Porch Notes
The Lowell Showboat
History and culture
In the depths of the Great Depression, the little town of Lowell came up with a way to lift people’s spirits: a summer variety show staged on a riverboat parked on the Flat River. The first show, in 1932, drew about 7,000 people over four nights, and the Lowell Showboat became the heart of the town — folks still call it Lowell’s “town square.” Over the years it drew big-name acts like Louis Armstrong and Milton Berle. But the Showboat’s story also carries a hard part that Lowell doesn’t hide. For decades the shows were built around blackface minstrel acts — white performers in dark makeup acting out racist stereotypes, in the style of old Mississippi riverboat shows. The first boat, in 1932, was named the “George Washington”; the one built in 1935 was named the “Robert E. Lee,” after a famous Mississippi steamboat (though it shared the name of the Confederate general).
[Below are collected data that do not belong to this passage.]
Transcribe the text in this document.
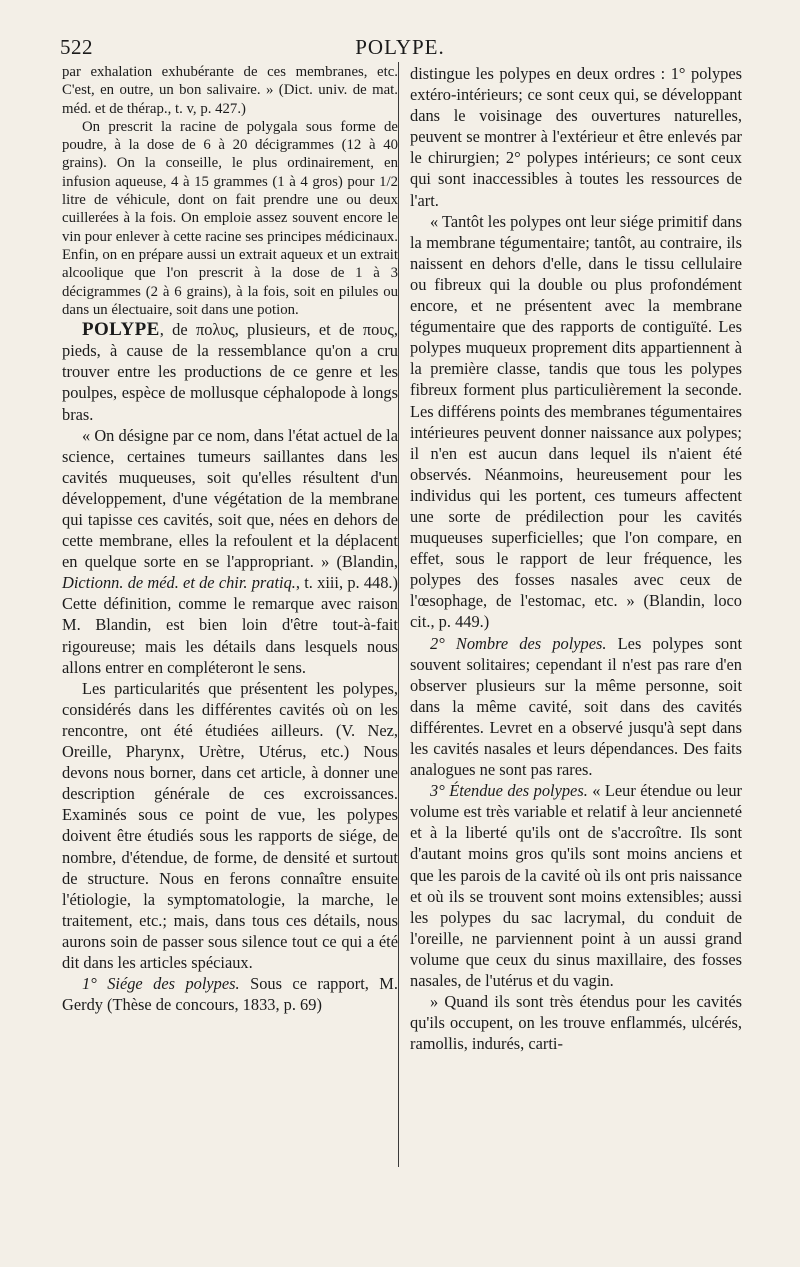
522	POLYPE.

par exhalation exhubérante de ces membranes, etc. C'est, en outre, un bon salivaire. » (Dict. univ. de mat. méd. et de thérap., t. v, p. 427.)

On prescrit la racine de polygala sous forme de poudre, à la dose de 6 à 20 décigrammes (12 à 40 grains). On la conseille, le plus ordinairement, en infusion aqueuse, 4 à 15 grammes (1 à 4 gros) pour 1/2 litre de véhicule, dont on fait prendre une ou deux cuillerées à la fois. On emploie assez souvent encore le vin pour enlever à cette racine ses principes médicinaux. Enfin, on en prépare aussi un extrait aqueux et un extrait alcoolique que l'on prescrit à la dose de 1 à 3 décigrammes (2 à 6 grains), à la fois, soit en pilules ou dans un électuaire, soit dans une potion.

POLYPE, de πολυς, plusieurs, et de πους, pieds, à cause de la ressemblance qu'on a cru trouver entre les productions de ce genre et les poulpes, espèce de mollusque céphalopode à longs bras.

« On désigne par ce nom, dans l'état actuel de la science, certaines tumeurs saillantes dans les cavités muqueuses, soit qu'elles résultent d'un développement, d'une végétation de la membrane qui tapisse ces cavités, soit que, nées en dehors de cette membrane, elles la refoulent et la déplacent en quelque sorte en se l'appropriant. » (Blandin, Dictionn. de méd. et de chir. pratiq., t. xiii, p. 448.) Cette définition, comme le remarque avec raison M. Blandin, est bien loin d'être tout-à-fait rigoureuse; mais les détails dans lesquels nous allons entrer en compléteront le sens.

Les particularités que présentent les polypes, considérés dans les différentes cavités où on les rencontre, ont été étudiées ailleurs. (V. Nez, Oreille, Pharynx, Urètre, Utérus, etc.) Nous devons nous borner, dans cet article, à donner une description générale de ces excroissances. Examinés sous ce point de vue, les polypes doivent être étudiés sous les rapports de siége, de nombre, d'étendue, de forme, de densité et surtout de structure. Nous en ferons connaître ensuite l'étiologie, la symptomatologie, la marche, le traitement, etc.; mais, dans tous ces détails, nous aurons soin de passer sous silence tout ce qui a été dit dans les articles spéciaux.

1° Siége des polypes. Sous ce rapport, M. Gerdy (Thèse de concours, 1833, p. 69)

distingue les polypes en deux ordres : 1° polypes extéro-intérieurs; ce sont ceux qui, se développant dans le voisinage des ouvertures naturelles, peuvent se montrer à l'extérieur et être enlevés par le chirurgien; 2° polypes intérieurs; ce sont ceux qui sont inaccessibles à toutes les ressources de l'art.

« Tantôt les polypes ont leur siége primitif dans la membrane tégumentaire; tantôt, au contraire, ils naissent en dehors d'elle, dans le tissu cellulaire ou fibreux qui la double ou plus profondément encore, et ne présentent avec la membrane tégumentaire que des rapports de contiguïté. Les polypes muqueux proprement dits appartiennent à la première classe, tandis que tous les polypes fibreux forment plus particulièrement la seconde. Les différens points des membranes tégumentaires intérieures peuvent donner naissance aux polypes; il n'en est aucun dans lequel ils n'aient été observés. Néanmoins, heureusement pour les individus qui les portent, ces tumeurs affectent une sorte de prédilection pour les cavités muqueuses superficielles; que l'on compare, en effet, sous le rapport de leur fréquence, les polypes des fosses nasales avec ceux de l'œsophage, de l'estomac, etc. » (Blandin, loco cit., p. 449.)

2° Nombre des polypes. Les polypes sont souvent solitaires; cependant il n'est pas rare d'en observer plusieurs sur la même personne, soit dans la même cavité, soit dans des cavités différentes. Levret en a observé jusqu'à sept dans les cavités nasales et leurs dépendances. Des faits analogues ne sont pas rares.

3° Étendue des polypes. « Leur étendue ou leur volume est très variable et relatif à leur ancienneté et à la liberté qu'ils ont de s'accroître. Ils sont d'autant moins gros qu'ils sont moins anciens et que les parois de la cavité où ils ont pris naissance et où ils se trouvent sont moins extensibles; aussi les polypes du sac lacrymal, du conduit de l'oreille, ne parviennent point à un aussi grand volume que ceux du sinus maxillaire, des fosses nasales, de l'utérus et du vagin.

» Quand ils sont très étendus pour les cavités qu'ils occupent, on les trouve enflammés, ulcérés, ramollis, indurés, carti-
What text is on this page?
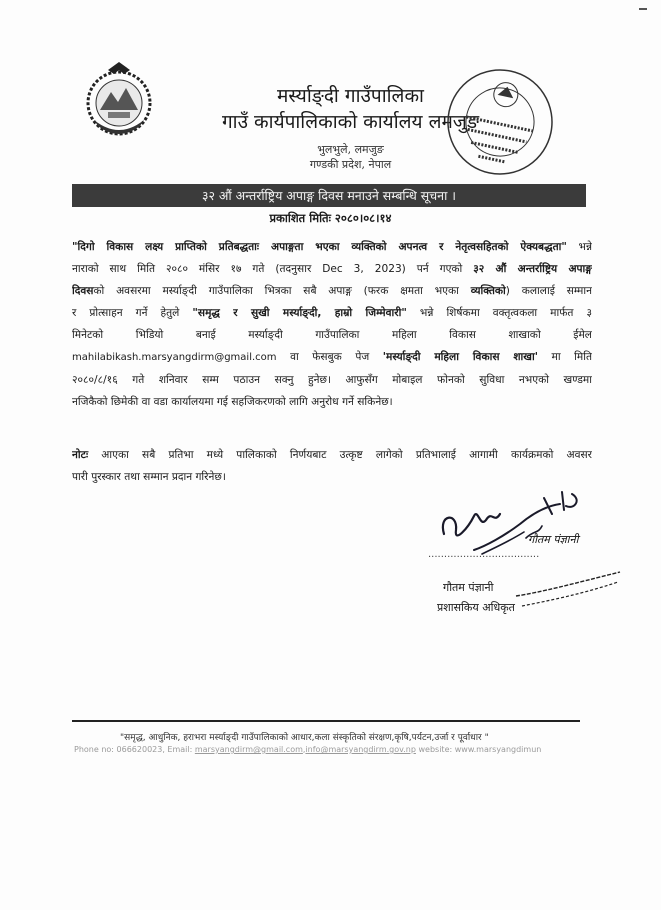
मर्स्याङ्दी गाउँपालिका
गाउँ कार्यपालिकाको कार्यालय लमजुङ
भुलभुले, लमजुङ
गण्डकी प्रदेश, नेपाल
३२ औं अन्तर्राष्ट्रिय अपाङ्ग दिवस मनाउने सम्बन्धि सूचना ।
प्रकाशित मितिः २०८०।०८।१४
"दिगो विकास लक्ष्य प्राप्तिको प्रतिबद्धताः अपाङ्गता भएका व्यक्तिको अपनत्व र नेतृत्वसहितको ऐक्यबद्धता" भन्ने
नाराको साथ मिति २०८० मंसिर १७ गते (तदनुसार Dec 3, 2023) पर्न गएको ३२ औं अन्तर्राष्ट्रिय अपाङ्ग
दिवसको अवसरमा मर्स्याङ्दी गाउँपालिका भित्रका सबै अपाङ्ग (फरक क्षमता भएका व्यक्तिको) कलालाई सम्मान
र प्रोत्साहन गर्ने हेतुले "समृद्ध र सुखी मर्स्याङ्दी, हाम्रो जिम्मेवारी" भन्ने शिर्षकमा वक्तृत्वकला मार्फत ३
मिनेटको भिडियो बनाई मर्स्याङ्दी गाउँपालिका महिला विकास शाखाको ईमेल
mahilabikash.marsyangdirm@gmail.com वा फेसबुक पेज 'मर्स्याङ्दी महिला विकास शाखा' मा मिति
२०८०/८/१६ गते शनिवार सम्म पठाउन सक्नु हुनेछ। आफुसँग मोबाइल फोनको सुविधा नभएको खण्डमा
नजिकैको छिमेकी वा वडा कार्यालयमा गई सहजिकरणको लागि अनुरोध गर्ने सकिनेछ।
नोटः आएका सबै प्रतिभा मध्ये पालिकाको निर्णयबाट उत्कृष्ट लागेको प्रतिभालाई आगामी कार्यक्रमको अवसर
पारी पुरस्कार तथा सम्मान प्रदान गरिनेछ।
...................................
गौतम पंज्ञानी
गौतम पंज्ञानी
प्रशासकिय अधिकृत
"समृद्ध, आधुनिक, हराभरा मर्स्याङ्दी गाउँपालिकाको आधार,कला संस्कृतिको संरक्षण,कृषि,पर्यटन,उर्जा र पूर्वाधार "
Phone no: 066620023, Email: marsyangdirm@gmail.com,info@marsyangdirm.gov.np website: www.marsyangdimun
A turning point came in 1967, when the legendary trumpeter Louis Armstrong, who was Black, was booked to play but said he wouldn’t appear in any show that still used blackface. The town dropped the act for his visit, and Armstrong came — though the old minstrel tradition didn’t fully fade until the 1970s. Later, in 2017, the “Robert E. Lee” name drew objections too, and when the long-running boat was retired and a new one built in 2020, the city left that name behind — today it’s known simply as the Lowell Showboat. The new boat still anchors a free summer concert series.